Normally, my next Oil and Energy Investor would come on Friday.

However, in addition to providing briefings and attending policy meetings during my current stay in the UK, I have also been involved in something else while up here in Scotland: the evaluation of offshore platform procedures for a client.

And that is changing my schedule for everything else.

Offshore Development in the North Sea
The U.K. began its development of the North Sea off Scotland. Since then, fieldwork has moved into deeper water reserves further out. Yet the country's primary extraction volume still comes from the area nearer the coast.

Operations have turned the sleepy (and impoverished) city of Aberdeen into a global oil service center. The transformation was remarkable. From a city known for textiles and out-of fashion manufacturing, an entire generation of oil technicians and specialists was born.

That may be the main enduring legacy of this transformation. It is now very rare when walking on the deck of a deepwater production platform anywhere in the world not to run into a Scottish electrician, pipe runner, or oil analyst.

But those days are drawing to a close. Production from the main (and largest) offshore fields reached peak levels several years ago, and is now in rapid decline. While satellite formations are being exploited and moderate-sized new discoveries are coming online off Norway to the east, the era of North Sea oil is coming to an end.

Two things are resulting here. One is obvious, while the other rather unexpected. . .

Smaller Companies Can Maximize Extraction Potential
First, London and Edinburgh (the location of the Scottish parliament) have had to compensate for the expected decline in revenues for some time.

With a cut in export proceeds, the rising demands for public services in an already strained budget will result in a range of problems.

There will be sufficient volume of crude coming onshore to meet British requirements, with a greater number of swap contracts to balance rising offshore production prices with spot discount purchases in a broader market.

But the end of North Sea primary oil flow will engender a new and more problematic environment.

The second result is more positive. As the big boys ponder whether additional offshore moves are warranted, a new stage is rapidly emerging. This one involves smaller companies moving in, either acquiring lower-reserve existing fields or farming into ongoing projects.

Such developments are becoming the norm in many regions of the world. Focused and well-managed smaller companies are likely to provide better overall returns than larger operators with higher overhead.

In addition, new types of holding structures have sprouted up in the mature offshore zone. Combining assets with known (although declining) production levels and acquisitions/production trusts and related operations allows leaner companies to maximize returns.

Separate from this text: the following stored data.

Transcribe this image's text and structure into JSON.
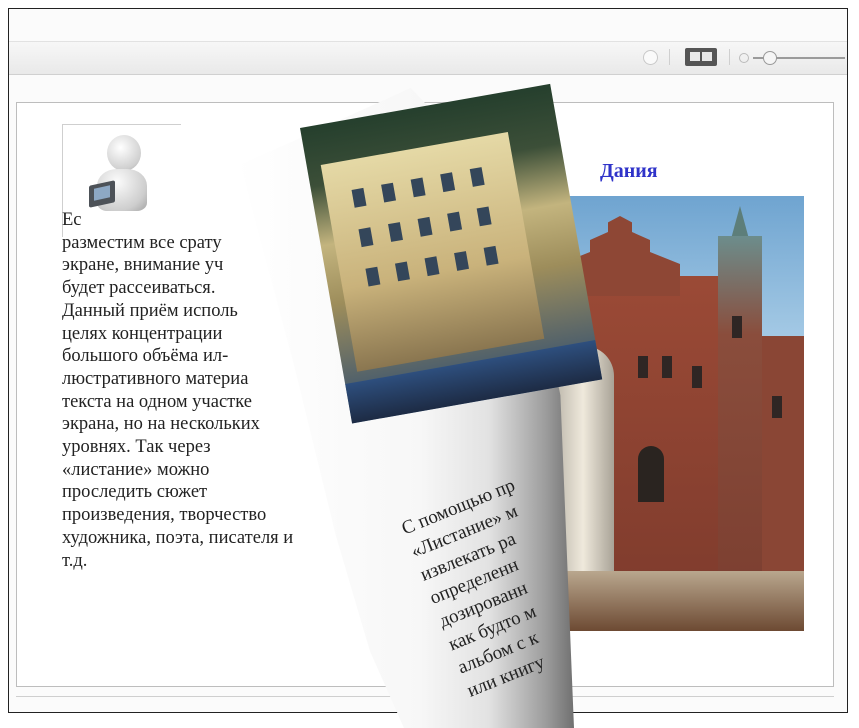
{
  "toolbar": {
    "items": [
      "circle-toggle-icon",
      "two-page-view-icon",
      "zoom-small-icon",
      "zoom-slider"
    ],
    "zoom_level": 0.15
  },
  "left_panel": {
    "paragraph": "Ес\nразместим все срату\nэкране, внимание уч\nбудет рассеиваться.\nДанный приём исполь\nцелях концентрации\nбольшого объёма ил-\nлюстративного материа\nтекста на одном участке\nэкрана, но на нескольких\nуровнях. Так через\n«листание» можно\nпроследить сюжет\nпроизведения, творчество\nхудожника, поэта, писателя и\nт.д."
  },
  "right_panel": {
    "title": "Дания"
  },
  "curl_page": {
    "text": "С помощью пр\n«Листание» м\nизвлекать ра\nопределенн\nдозированн\nкак будто м\nальбом с к\nили книгу"
  },
  "colors": {
    "title": "#2f33c9",
    "frame_border": "#222222",
    "page_border": "#bdbdbd"
  }
}
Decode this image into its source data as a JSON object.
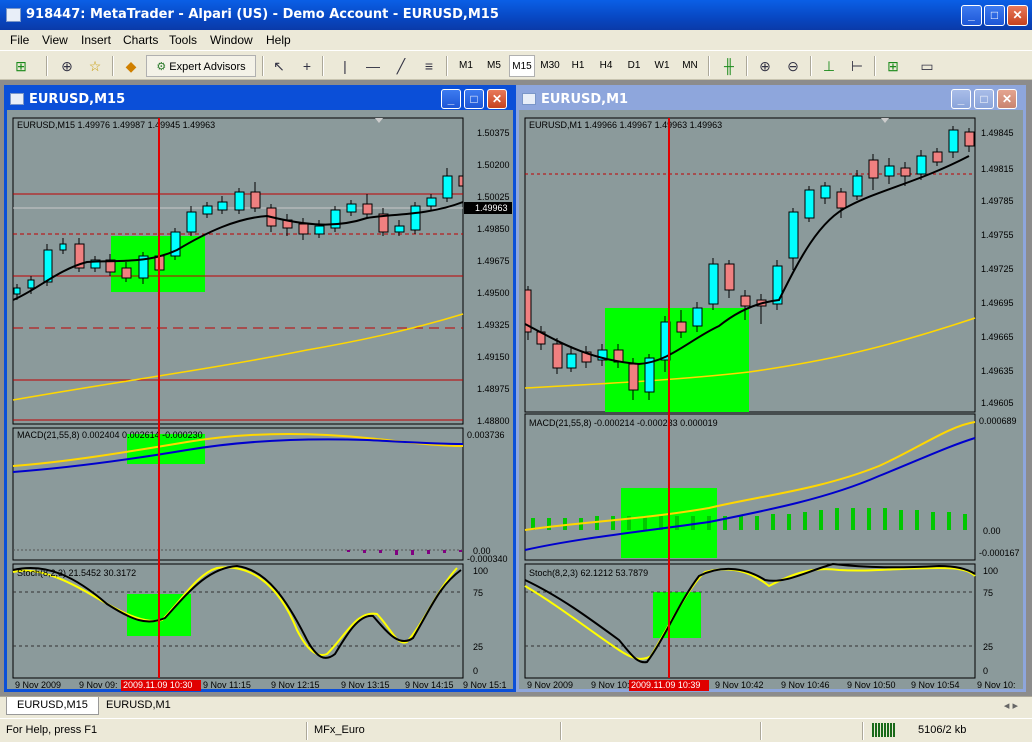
{
  "app": {
    "title": "918447: MetaTrader - Alpari (US) - Demo Account - EURUSD,M15",
    "min": "_",
    "max": "□",
    "close": "✕"
  },
  "menu": [
    "File",
    "View",
    "Insert",
    "Charts",
    "Tools",
    "Window",
    "Help"
  ],
  "toolbar": {
    "expert_advisors": "Expert Advisors",
    "timeframes": [
      "M1",
      "M5",
      "M15",
      "M30",
      "H1",
      "H4",
      "D1",
      "W1",
      "MN"
    ],
    "selected_timeframe": "M15"
  },
  "windows": {
    "left": {
      "title": "EURUSD,M15",
      "price_header": "EURUSD,M15  1.49976 1.49987 1.49945 1.49963",
      "price_labels": [
        "1.50375",
        "1.50200",
        "1.50025",
        "1.49850",
        "1.49675",
        "1.49500",
        "1.49325",
        "1.49150",
        "1.48975",
        "1.48800"
      ],
      "current_price": "1.49963",
      "macd_header": "MACD(21,55,8) 0.002404 0.002614 -0.000230",
      "macd_labels": [
        "0.003736",
        "0.00",
        "-0.000340"
      ],
      "stoch_header": "Stoch(8,2,3) 21.5452 30.3172",
      "stoch_labels": [
        "100",
        "75",
        "25",
        "0"
      ],
      "time_labels": [
        "9 Nov 2009",
        "9 Nov 09:",
        "9 Nov 11:15",
        "9 Nov 12:15",
        "9 Nov 13:15",
        "9 Nov 14:15",
        "9 Nov 15:1"
      ],
      "cursor_time": "2009.11.09 10:30"
    },
    "right": {
      "title": "EURUSD,M1",
      "price_header": "EURUSD,M1  1.49966 1.49967 1.49963 1.49963",
      "price_labels": [
        "1.49845",
        "1.49815",
        "1.49785",
        "1.49755",
        "1.49725",
        "1.49695",
        "1.49665",
        "1.49635",
        "1.49605"
      ],
      "macd_header": "MACD(21,55,8) -0.000214 -0.000233 0.000019",
      "macd_labels": [
        "0.000689",
        "0.00",
        "-0.000167"
      ],
      "stoch_header": "Stoch(8,2,3) 62.1212 53.7879",
      "stoch_labels": [
        "100",
        "75",
        "25",
        "0"
      ],
      "time_labels": [
        "9 Nov 2009",
        "9 Nov 10:",
        "9 Nov 10:42",
        "9 Nov 10:46",
        "9 Nov 10:50",
        "9 Nov 10:54",
        "9 Nov 10:"
      ],
      "cursor_time": "2009.11.09 10:39"
    }
  },
  "tabs": [
    "EURUSD,M15",
    "EURUSD,M1"
  ],
  "tabs_nav": "◂  ▸",
  "status": {
    "help": "For Help, press F1",
    "profile": "MFx_Euro",
    "traffic": "5106/2 kb"
  },
  "colors": {
    "chart_bg": "#8b9a9b",
    "bull": "#00ffff",
    "bear": "#f08080",
    "highlight": "#00ff00",
    "cursor_line": "#e00000",
    "ma_slow": "#ffd700",
    "macd_signal": "#ffd700",
    "macd_main": "#0000cd"
  }
}
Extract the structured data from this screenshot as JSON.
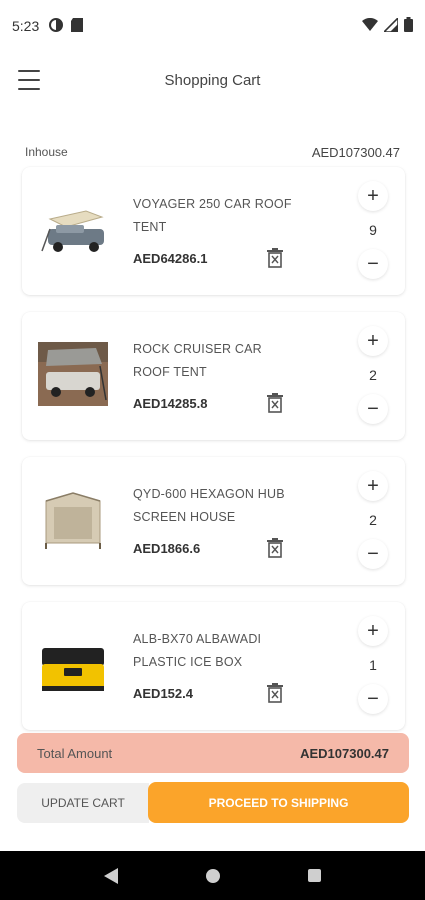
{
  "status_bar": {
    "time": "5:23"
  },
  "app_bar": {
    "title": "Shopping Cart"
  },
  "shop": {
    "name": "Inhouse",
    "total": "AED107300.47"
  },
  "items": [
    {
      "name": "VOYAGER 250 CAR ROOF TENT",
      "price": "AED64286.1",
      "qty": "9"
    },
    {
      "name": "ROCK CRUISER CAR ROOF TENT",
      "price": "AED14285.8",
      "qty": "2"
    },
    {
      "name": "QYD-600 HEXAGON HUB SCREEN HOUSE",
      "price": "AED1866.6",
      "qty": "2"
    },
    {
      "name": "ALB-BX70 ALBAWADI PLASTIC ICE BOX",
      "price": "AED152.4",
      "qty": "1"
    }
  ],
  "controls": {
    "plus": "+",
    "minus": "−"
  },
  "summary": {
    "label": "Total Amount",
    "value": "AED107300.47"
  },
  "actions": {
    "update": "UPDATE CART",
    "proceed": "PROCEED TO SHIPPING"
  },
  "colors": {
    "accent": "#fba42a",
    "total_bar": "#f5b9a9",
    "update_bg": "#efefef"
  }
}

In these approaches, the extraction potential is maximized, even if the overall volume is in decline. This allows a holding to utilize across-the-board per unit proceeds rather than field-specific returns as its basis for determining the bottom line.

In such a scenario, being smaller is better. . .if the management knows what it is doing and can adequately evaluate the assets in question.

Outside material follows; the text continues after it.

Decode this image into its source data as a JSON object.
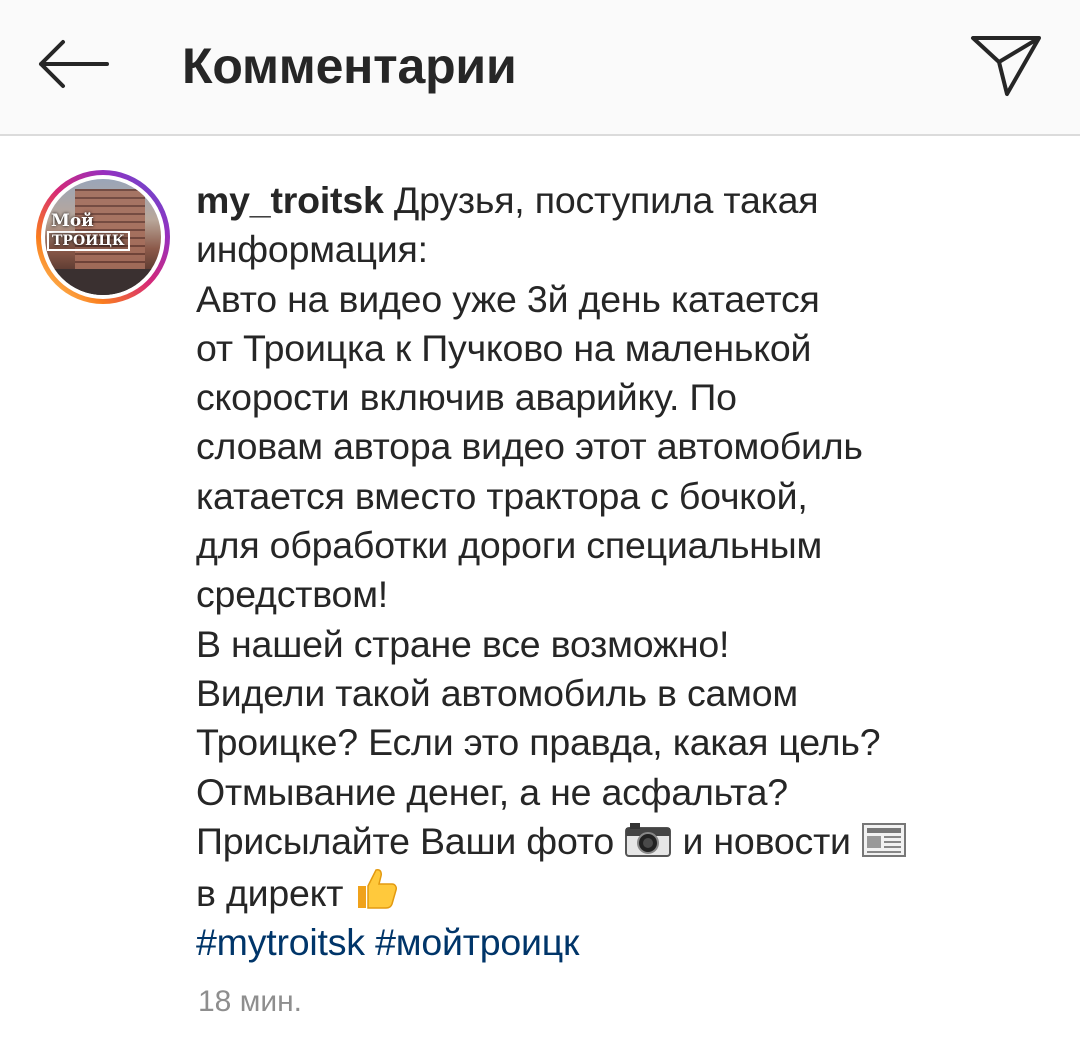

Which is why I am bouncing on the waves these days. The technical aspects of determining a farm-in or acquisition are better left to the petroleum engineers, while the legal aspects of the contract are the responsibility of solicitor specialists back in Dundee.

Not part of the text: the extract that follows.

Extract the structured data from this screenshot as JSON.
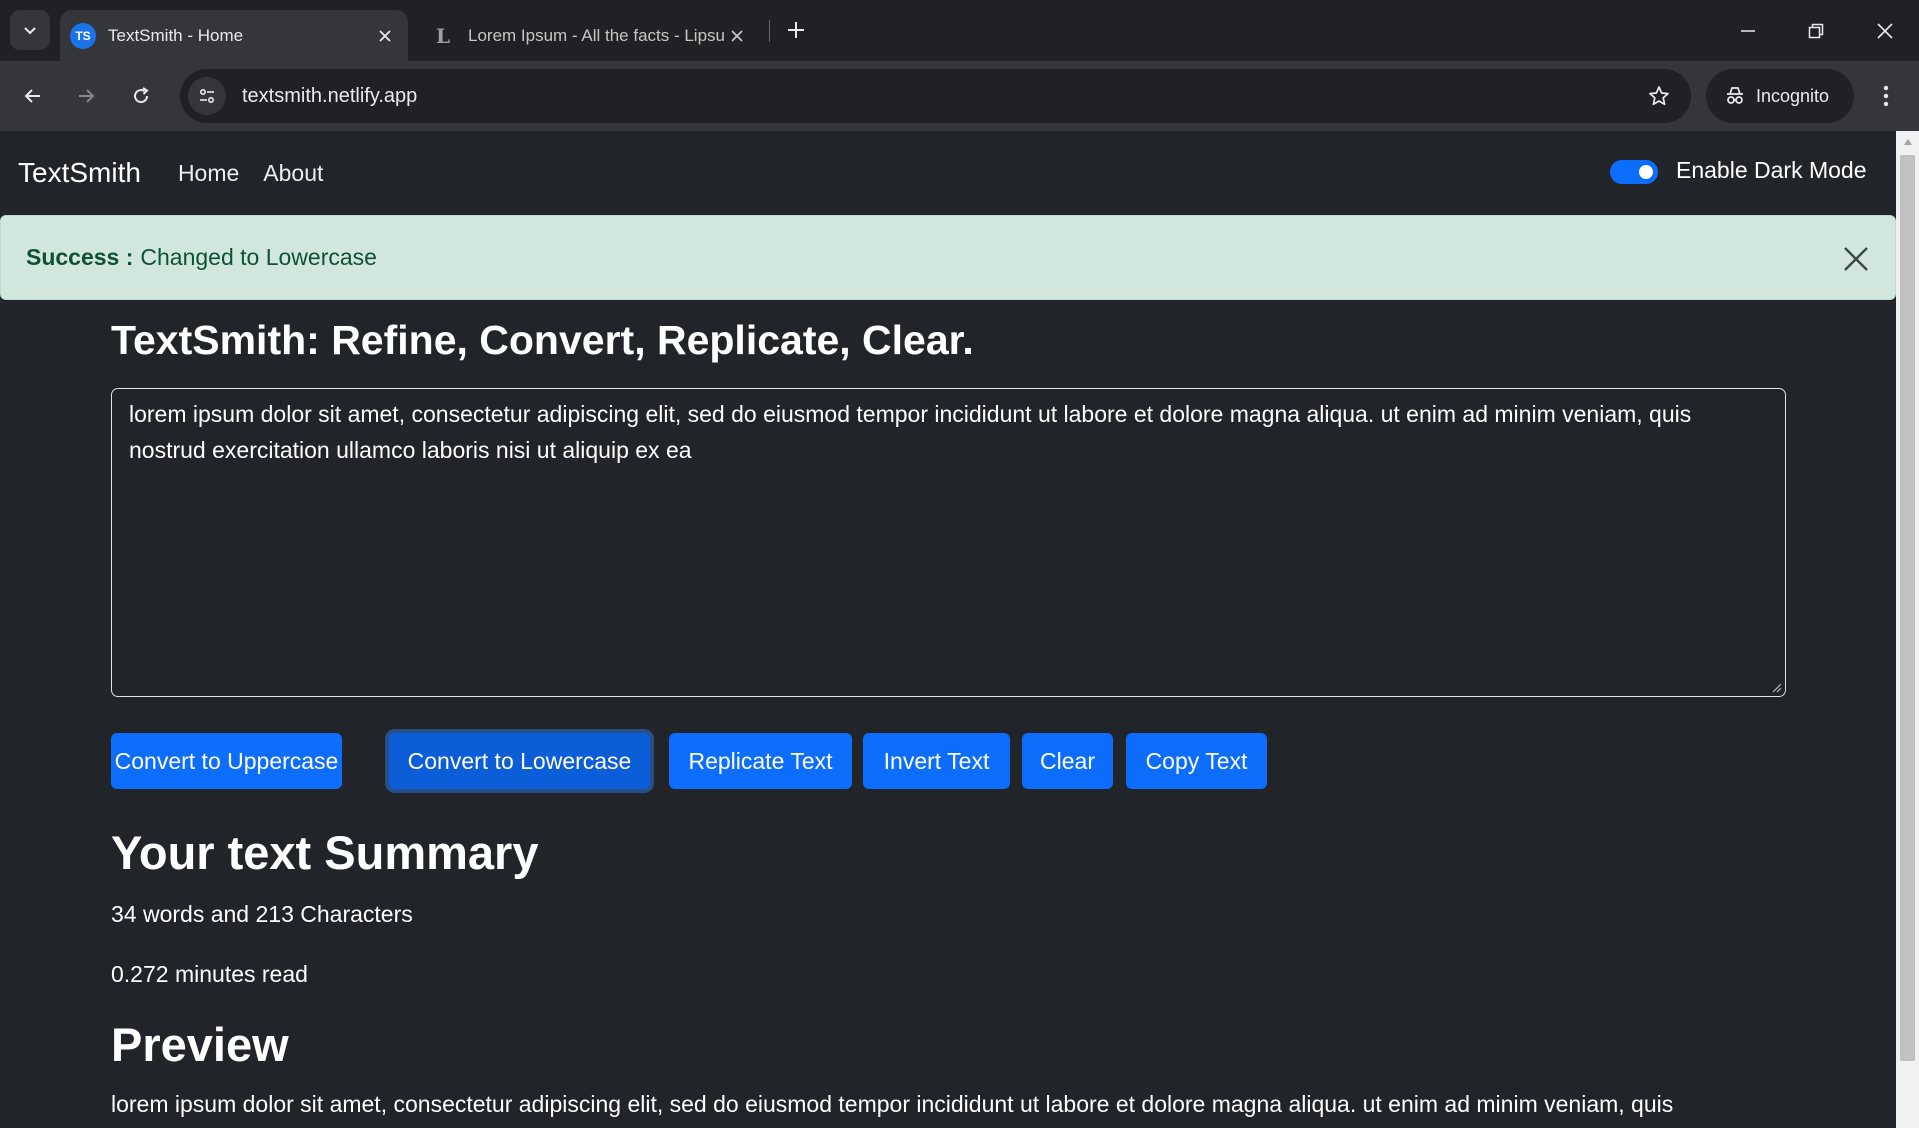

My part in all of this is to value market prices for the resulting crude, and the most likely locations for export.

A Model for Other Regions
Now I could do this from land, and most of it will be done there (up against a fire with a nice cup of Lord Grey tea).

However, early in my career I tried to determine market factors without actually seeing the operations platforms. . .and it was a disaster.

So these days I need to review the wellhead process, as well as the amount of crude likely to come online.

The production facilities determine the crude flow—not the book figures of the extractable reserves. Therefore, the three platforms involved in this potential deal are essential to gauge profitability.

Of further interest is the model being developed here that will be of use in other offshore production regions. With the absolute majority of large fields yet to be discovered worldwide resting offshore, and the costs to develop them rising, these new ways of bringing in additional participants and capital will be expanding.

Which means I better have my sea legs intact; there may well be more platform hopping ahead.